Tiba-tiba saya teringat tentang postingan salah satu junior di media sosial yang masih aktif sebagai aktivis, tentang sebuah sekolah di perbatasan Sulawesi Barat-Sulawesi Selatan, tepanya di Kecamatan Kalumpuang.
Yang mana pada postingan itu memperlihatkan foto dengan sejumlah siswa berseragam biru putih, dengan begitu ceria berfoto bersama dengan latar sebuah bangunan sekolah yang terbuat dari papan dan bertapkan rumbia (dalam bahasa daerah kami disebut Loda).
Seketika niatan saya untuk menghubungi pihak terkait muncul, syukur junior saya itu kebetulan orang yang berasal dari lokasi sekolah itu, di Dusun Mopo, Desa Siraun, Kecamatan Kalumpang, Kabupaten Mamuju.
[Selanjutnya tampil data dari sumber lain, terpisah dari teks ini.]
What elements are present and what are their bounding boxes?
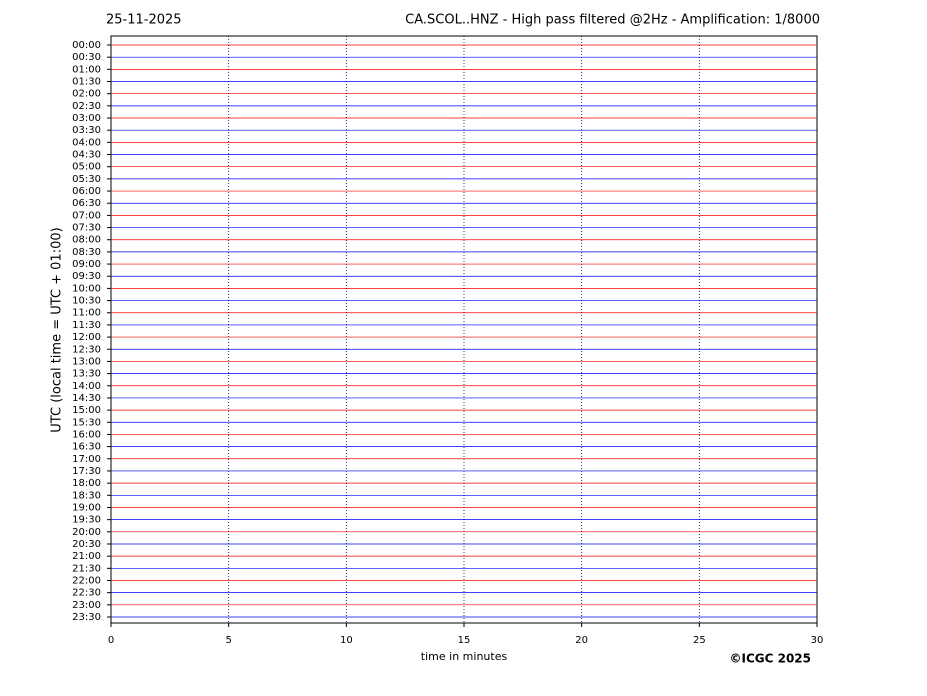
- copyright: ©ICGC 2025: [729, 652, 811, 666]
- x-axis-label: time in minutes: [421, 650, 508, 663]
- y-tick-label: 08:30: [72, 247, 101, 258]
- y-tick-label: 07:30: [72, 223, 101, 234]
- y-tick-label: 09:00: [72, 259, 101, 270]
- y-tick-label: 12:30: [72, 344, 101, 355]
- y-tick-label: 03:30: [72, 125, 101, 136]
- y-tick-label: 18:30: [72, 490, 101, 501]
- y-tick-label: 09:30: [72, 271, 101, 282]
- y-tick-label: 05:00: [72, 162, 101, 173]
- y-tick-label: 11:00: [72, 308, 101, 319]
- y-tick-label: 01:00: [72, 64, 101, 75]
- x-tick-label: 25: [693, 635, 706, 646]
- x-tick-label: 20: [575, 635, 588, 646]
- y-tick-label: 04:00: [72, 137, 101, 148]
- y-tick-label: 13:30: [72, 369, 101, 380]
- y-tick-label: 17:00: [72, 454, 101, 465]
- y-tick-label: 15:30: [72, 417, 101, 428]
- y-tick-label: 17:30: [72, 466, 101, 477]
- x-tick-label: 10: [340, 635, 353, 646]
- chart-title: CA.SCOL..HNZ - High pass filtered @2Hz -…: [405, 13, 820, 28]
- y-tick-label: 13:00: [72, 356, 101, 367]
- y-tick-label: 06:00: [72, 186, 101, 197]
- y-tick-label: 19:30: [72, 515, 101, 526]
- y-tick-label: 06:30: [72, 198, 101, 209]
- date: 25-11-2025: [106, 13, 182, 28]
- y-tick-label: 00:00: [72, 40, 101, 51]
- y-tick-label: 05:30: [72, 174, 101, 185]
- y-tick-label: 11:30: [72, 320, 101, 331]
- y-tick-label: 22:30: [72, 588, 101, 599]
- y-tick-label: 20:30: [72, 539, 101, 550]
- y-axis-label: UTC (local time = UTC + 01:00): [50, 227, 65, 432]
- y-tick-label: 00:30: [72, 52, 101, 63]
- y-tick-label: 10:30: [72, 296, 101, 307]
- y-tick-label: 21:30: [72, 563, 101, 574]
- y-tick-label: 15:00: [72, 405, 101, 416]
- y-tick-label: 10:00: [72, 283, 101, 294]
- y-tick-label: 02:30: [72, 101, 101, 112]
- x-tick-label: 15: [458, 635, 471, 646]
- y-tick-label: 02:00: [72, 89, 101, 100]
- y-tick-label: 12:00: [72, 332, 101, 343]
- x-tick-label: 0: [108, 635, 114, 646]
- y-tick-label: 01:30: [72, 77, 101, 88]
- x-tick-label: 5: [225, 635, 231, 646]
- y-tick-label: 19:00: [72, 502, 101, 513]
- y-tick-label: 14:30: [72, 393, 101, 404]
- y-tick-label: 16:00: [72, 429, 101, 440]
- x-tick-label: 30: [811, 635, 824, 646]
- y-tick-label: 16:30: [72, 442, 101, 453]
- y-tick-label: 07:00: [72, 210, 101, 221]
- y-tick-label: 21:00: [72, 551, 101, 562]
- y-tick-label: 14:00: [72, 381, 101, 392]
- y-tick-label: 23:30: [72, 612, 101, 623]
- y-tick-label: 04:30: [72, 150, 101, 161]
- y-tick-label: 18:00: [72, 478, 101, 489]
- y-tick-label: 20:00: [72, 527, 101, 538]
- y-tick-label: 23:00: [72, 600, 101, 611]
- y-tick-label: 03:00: [72, 113, 101, 124]
- y-tick-label: 22:00: [72, 575, 101, 586]
- y-tick-label: 08:00: [72, 235, 101, 246]
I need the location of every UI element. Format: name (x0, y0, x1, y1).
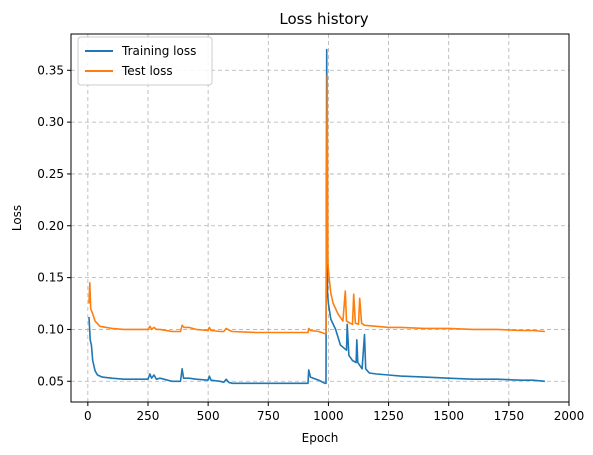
legend-label-test-loss: Test loss (121, 64, 173, 78)
legend-label-training-loss: Training loss (121, 44, 196, 58)
plot-frame (70, 33, 570, 403)
y-tick-label: 0.05 (37, 374, 64, 388)
y-axis-ticks: 0.05 0.10 0.15 0.20 0.25 0.30 0.35 (37, 63, 71, 388)
legend: Training loss Test loss (77, 36, 213, 86)
x-tick-label: 1250 (373, 409, 404, 423)
x-tick-label: 1000 (313, 409, 344, 423)
x-tick-label: 0 (84, 409, 92, 423)
x-tick-label: 1750 (494, 409, 525, 423)
y-tick-label: 0.15 (37, 271, 64, 285)
x-axis-label: Epoch (302, 431, 339, 445)
y-tick-label: 0.10 (37, 322, 64, 336)
y-axis-label: Loss (10, 205, 24, 231)
x-tick-label: 250 (137, 409, 160, 423)
y-tick-label: 0.35 (37, 63, 64, 77)
y-tick-label: 0.30 (37, 115, 64, 129)
y-tick-label: 0.20 (37, 219, 64, 233)
x-tick-label: 2000 (554, 409, 585, 423)
x-tick-label: 500 (197, 409, 220, 423)
series-line-test-loss (88, 74, 545, 335)
x-tick-label: 1500 (433, 409, 464, 423)
x-axis-ticks: 0 250 500 750 1000 1250 1500 1750 2000 (84, 402, 584, 423)
chart-title: Loss history (279, 10, 368, 28)
series-line-training-loss (88, 48, 545, 385)
legend-box (77, 36, 213, 86)
y-tick-label: 0.25 (37, 167, 64, 181)
x-tick-label: 750 (257, 409, 280, 423)
series-lines (88, 48, 545, 385)
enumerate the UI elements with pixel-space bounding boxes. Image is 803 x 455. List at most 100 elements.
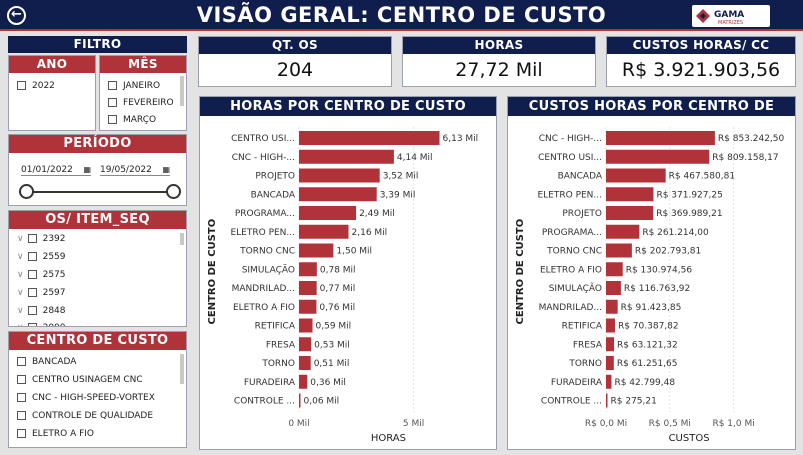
checkbox[interactable] (17, 393, 26, 402)
periodo-slider-end-handle[interactable] (166, 184, 181, 199)
back-arrow-icon[interactable]: ← (7, 6, 26, 25)
chart-1-bar[interactable] (606, 187, 654, 202)
os-option-2597[interactable]: ∨ 2597 (17, 288, 66, 298)
chart-0-data-label: 0,78 Mil (320, 265, 356, 275)
cc-option-centro-usinagem[interactable]: CENTRO USINAGEM CNC (17, 375, 143, 385)
expand-chevron-icon[interactable]: ∨ (17, 306, 24, 316)
chart-1-category-label: TORNO CNC (546, 247, 602, 257)
chart-1-data-label: R$ 202.793,81 (635, 247, 701, 257)
expand-chevron-icon[interactable]: ∨ (17, 252, 24, 262)
chart-1-bar[interactable] (606, 206, 654, 220)
checkbox[interactable] (108, 115, 117, 124)
expand-chevron-icon[interactable]: ∨ (17, 270, 24, 280)
chart-1-bar[interactable] (606, 356, 614, 370)
os-option-2392[interactable]: ∨ 2392 (17, 234, 66, 244)
os-option-2848[interactable]: ∨ 2848 (17, 306, 66, 316)
chart-1-data-label: R$ 809.158,17 (712, 153, 778, 163)
chart-custos-panel: CUSTOS HORAS POR CENTRO DE CUSTO R$ 0,0 … (507, 96, 796, 450)
chart-1-category-label: CNC - HIGH-... (539, 134, 602, 144)
chart-1-category-label: RETIFICA (562, 322, 603, 332)
chart-1-data-label: R$ 61.251,65 (617, 359, 678, 369)
cc-option-eletro-a-fio[interactable]: ELETRO A FIO (17, 429, 94, 439)
periodo-end-input[interactable]: 19/05/2022 ▦ (100, 165, 170, 176)
chart-1-bar[interactable] (606, 374, 612, 389)
chart-0-bar[interactable] (299, 374, 308, 389)
calendar-icon[interactable]: ▦ (162, 165, 170, 174)
expand-chevron-icon[interactable]: ∨ (17, 288, 24, 298)
chart-0-bar[interactable] (299, 224, 349, 239)
chart-1-bar[interactable] (606, 224, 640, 239)
company-logo: GAMA MATRIZES (692, 5, 770, 27)
checkbox[interactable] (17, 411, 26, 420)
chart-0-bar[interactable] (299, 243, 334, 258)
cc-option-cnc-high-speed[interactable]: CNC - HIGH-SPEED-VORTEX (17, 393, 155, 403)
chart-1-bar[interactable] (606, 318, 615, 333)
checkbox[interactable] (108, 81, 117, 90)
checkbox[interactable] (17, 81, 26, 90)
chart-0-data-label: 2,16 Mil (352, 228, 388, 238)
checkbox[interactable] (27, 252, 37, 261)
periodo-slider-start-handle[interactable] (19, 184, 34, 199)
periodo-start-input[interactable]: 01/01/2022 ▦ (21, 165, 91, 176)
chart-0-bar[interactable] (299, 262, 317, 277)
cc-option-controle-qualidade[interactable]: CONTROLE DE QUALIDADE (17, 411, 153, 421)
chart-0-bar[interactable] (299, 281, 317, 295)
os-option-2575[interactable]: ∨ 2575 (17, 270, 66, 280)
chart-1-category-label: ELETRO A FIO (540, 265, 602, 275)
kpi-qt-os-title: QT. OS (199, 37, 391, 54)
mes-option-janeiro[interactable]: JANEIRO (108, 81, 160, 91)
checkbox[interactable] (27, 323, 37, 326)
checkbox[interactable] (27, 306, 37, 315)
ano-option-2022[interactable]: 2022 (17, 81, 55, 91)
expand-chevron-icon[interactable]: ∨ (17, 234, 24, 244)
chart-0-bar[interactable] (299, 299, 317, 314)
chart-1-bar[interactable] (606, 281, 621, 295)
checkbox[interactable] (17, 375, 26, 384)
checkbox[interactable] (27, 288, 37, 297)
checkbox[interactable] (17, 429, 26, 438)
chart-0-bar[interactable] (299, 131, 440, 145)
chart-0-bar[interactable] (299, 337, 312, 352)
page-title: VISÃO GERAL: CENTRO DE CUSTO (196, 3, 607, 27)
mes-option-marco[interactable]: MARÇO (108, 115, 156, 125)
chart-0-bar[interactable] (299, 149, 394, 164)
chart-0-bar[interactable] (299, 168, 380, 183)
calendar-icon[interactable]: ▦ (83, 165, 91, 174)
chart-1-bar[interactable] (606, 337, 615, 352)
chart-0-bar[interactable] (299, 187, 377, 202)
expand-chevron-icon[interactable]: ∨ (17, 323, 24, 326)
kpi-horas: HORAS 27,72 Mil (402, 36, 596, 87)
cc-option-bancada[interactable]: BANCADA (17, 357, 76, 367)
os-scrollbar[interactable] (180, 233, 184, 245)
chart-1-bar[interactable] (606, 168, 666, 183)
kpi-qt-os: QT. OS 204 (198, 36, 392, 87)
chart-0-x-tick-label: 0 Mil (288, 419, 309, 429)
checkbox[interactable] (27, 270, 37, 279)
chart-0-bar[interactable] (299, 318, 313, 333)
chart-1-bar[interactable] (606, 243, 632, 258)
chart-1-bar[interactable] (606, 262, 623, 277)
logo-subtext: MATRIZES (718, 20, 743, 26)
checkbox[interactable] (27, 234, 37, 243)
checkbox[interactable] (17, 357, 26, 366)
periodo-slider-track[interactable] (27, 191, 173, 193)
chart-0-bar[interactable] (299, 393, 301, 408)
checkbox[interactable] (108, 98, 117, 107)
chart-0-bar[interactable] (299, 206, 357, 220)
chart-1-bar[interactable] (606, 393, 608, 408)
chart-1-x-tick-label: R$ 1,0 Mi (712, 419, 754, 429)
mes-scrollbar[interactable] (180, 76, 184, 106)
chart-1-data-label: R$ 275,21 (611, 397, 657, 407)
chart-1-bar[interactable] (606, 131, 715, 145)
chart-0-bar[interactable] (299, 356, 311, 370)
os-option-2559[interactable]: ∨ 2559 (17, 252, 66, 262)
chart-1-data-label: R$ 63.121,32 (617, 340, 678, 350)
mes-option-fevereiro[interactable]: FEVEREIRO (108, 98, 174, 108)
chart-1-bar[interactable] (606, 299, 618, 314)
os-option-2000[interactable]: ∨2000 (17, 323, 66, 326)
cc-scrollbar[interactable] (180, 354, 184, 384)
chart-0-y-axis-title: CENTRO DE CUSTO (207, 219, 218, 325)
chart-1-x-axis-title: CUSTOS (669, 433, 710, 444)
chart-1-bar[interactable] (606, 149, 710, 164)
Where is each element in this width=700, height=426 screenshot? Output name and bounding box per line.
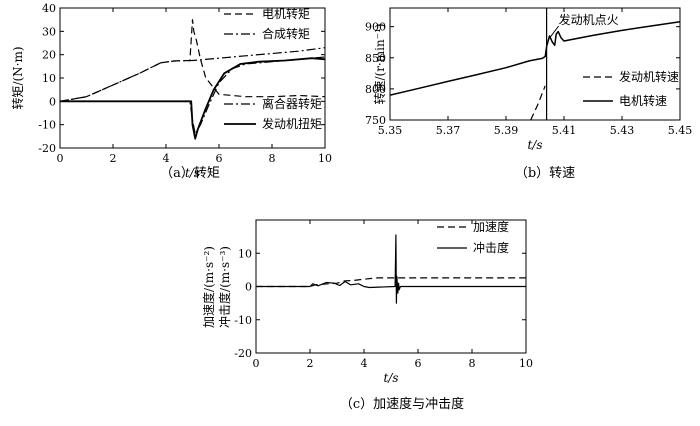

Kami lantas membuat janji dengan kepala sekolah SMP Negeri 6 Kalumpang, Ibu Monalisa. Ibu ini bersedia diwawancarai secara ekslusif di kediamannya yang berada di kota Mamuju. Dengan permintaan Liputan saya tidak terkait dengan politik, kebetulan Kabupaten Mamuju akan melangsungkan pesta demokrasi: Pilkada serentak tahun 2020.
Kepala sekolah dengan latar pendidikan Magister Pendidikan itu lantas menceritan sejumlah keluh kesahnya tahun tiga tahun ia mengabdi sejak tahun 2017 lalu, sebagai kepala sekolah di SMP Negeri 6 Kalumpang.
“Selama tiga tahun lebih saya mengabdi, cukup banyak kisah-kisah yang jadi ingatan saya, termasuk perjuangan saya merintis sekolah hingga akses jalan yang cukup ekstrim,” ucapnya.
Ibu dua anak itu menuturkan, sekolah yang dipimpinnya itu bermula sejak tahun 2015 dengan meminjam gedung SDN Mapo karena belum adanya bangunan sekolah, sehingga secara bergantian siswa SDN Mapo di pagi hari dan Siswa SMPN 6 Kalumpang pada siang hari.
“Awal saya masuk itu belum ada bangunan kita menumpang di gedung SD, kita belajar-mengajar pada saat siswa SD sudah pulang,” lanjut dia.
Lebih lanjut, Ibu Mona sapaan akrabnya, mengatakan jika sekolah itu hampir saja tutup pada tahun 2017 lalu dikarenakan kendala gedung yang tidak ada.
“Pada tahun 2017 hampir tutup, karna gedung tidak ada,” katanya.
Melihat kondisi itu, perempuan berumur 41 itu lantas bersama warga berisiatif membuat bangunan darurat menggunakan bahan seadanya, satu bangunan beratap rumbia dan berdiding papan akhirnya terbangun tahun 2017.
“Karena kami melihat semangat belajar anak-anak sangat tinggi, akhirnya pada tahun 2017, setelah saya ditempatkan bertugas saya dan warga sepakat untuk membuat bangunan darurat, karena kami melihat semangat belajar anak-anak sangat tinggi,” urai perempuan 41 tahun itu.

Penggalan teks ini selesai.